Si torna dunque al punto di partenza: aumenteranno ancora, i prezzi dei biglietti? " Io sono per una politica di assoluto contenimento", risponde De Luca; "mentre oggi, in qualche caso, vedo circolare prezzi assolutamente inconcepibili. Un prezzo accettabile non dovrebbe superare i 23 Euro: per l'ultimo tour della Pausini, noi li abbiamo fissati a meno di 14 Euro. Calmierare i prezzi si può, ed è un punto fermo della mia strategia". Lo hanno fatto anche i Subsonica, scegliendo un prezzo " politico" di 10 Euro per il tour che promuove l'album "Amorematico". "Può essere una scelta sensata, se - come nel caso dei Subsonica - si sa di poter riempire i palasport", sostiene Rizzotto. "Ma non è neppure giusto che una produzione altamente professionale venga venduta allo stesso prezzo, o quasi, dell'esibizione amatoriale di una cover band. I prezzi italiani restano inferiori a quelli degli altri paesi europei, e noi riceviamo continue pressioni per adeguarci. So per certo che diversi gruppi italiani, che oggi girano con una propria produzione e un proprio staff di tecnici, vorrebbero alzare i prezzi dei biglietto: ma non osano farlo per timore di alienarsi le simpatie del pubblico". Diversa l'impressione di Trotta: "In 23 anni di professione le ho provate tutte, compreso un biglietto a 10 mila lire, a metà anni '90, per un tour nei club di Roger Taylor, il batterista dei Queen. E in ogni occasione non ho mai avuto l'impressione che sia stato il prezzo a determinare il successo o meno di un concerto. Anzi, i biglietti più cari sono sempre i primi ad andare esauriti".

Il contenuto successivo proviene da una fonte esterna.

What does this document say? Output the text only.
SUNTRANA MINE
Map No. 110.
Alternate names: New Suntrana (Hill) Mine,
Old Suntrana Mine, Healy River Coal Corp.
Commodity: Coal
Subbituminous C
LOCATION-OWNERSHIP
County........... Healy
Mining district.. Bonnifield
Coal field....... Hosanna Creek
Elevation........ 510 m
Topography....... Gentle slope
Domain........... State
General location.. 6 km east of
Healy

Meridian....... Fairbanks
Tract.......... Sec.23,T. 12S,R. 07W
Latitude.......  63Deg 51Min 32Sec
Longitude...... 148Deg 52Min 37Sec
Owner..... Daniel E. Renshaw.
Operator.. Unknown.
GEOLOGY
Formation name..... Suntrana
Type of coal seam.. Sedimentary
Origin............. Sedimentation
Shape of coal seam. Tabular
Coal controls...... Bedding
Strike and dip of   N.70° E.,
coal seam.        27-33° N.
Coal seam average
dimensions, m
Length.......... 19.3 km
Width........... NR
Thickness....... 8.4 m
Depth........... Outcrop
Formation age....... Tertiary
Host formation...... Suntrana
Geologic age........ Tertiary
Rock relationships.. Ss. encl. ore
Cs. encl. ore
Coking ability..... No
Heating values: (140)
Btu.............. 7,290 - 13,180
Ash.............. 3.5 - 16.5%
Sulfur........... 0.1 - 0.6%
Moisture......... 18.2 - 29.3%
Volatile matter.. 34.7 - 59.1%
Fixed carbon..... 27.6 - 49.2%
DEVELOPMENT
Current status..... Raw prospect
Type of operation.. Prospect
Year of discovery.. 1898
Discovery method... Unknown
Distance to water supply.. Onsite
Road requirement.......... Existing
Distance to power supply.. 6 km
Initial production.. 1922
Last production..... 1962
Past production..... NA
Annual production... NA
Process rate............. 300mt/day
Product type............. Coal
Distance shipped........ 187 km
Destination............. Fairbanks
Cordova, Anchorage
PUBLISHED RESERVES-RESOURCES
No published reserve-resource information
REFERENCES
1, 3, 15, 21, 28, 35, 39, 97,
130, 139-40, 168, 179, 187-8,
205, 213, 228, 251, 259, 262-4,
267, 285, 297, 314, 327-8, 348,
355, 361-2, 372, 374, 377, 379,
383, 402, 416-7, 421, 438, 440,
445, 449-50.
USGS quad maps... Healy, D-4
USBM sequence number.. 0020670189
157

Cosicché la prospettiva di un altro scatto in avanti appare ineluttabile anche al presidente di Assomusica, Meglioli: "Mi sembra un trend difficilmente contrastabile, a cui artisti e promoter dovranno rispondere con un miglioramento della qualità dell'offerta. Poi sarà il pubblico, come sempre, a stabilire se questi livelli di prezzo siano giustificati ed accettabili: in caso contrario, prepariamoci anche ad andare incontro a fiaschi clamorosi".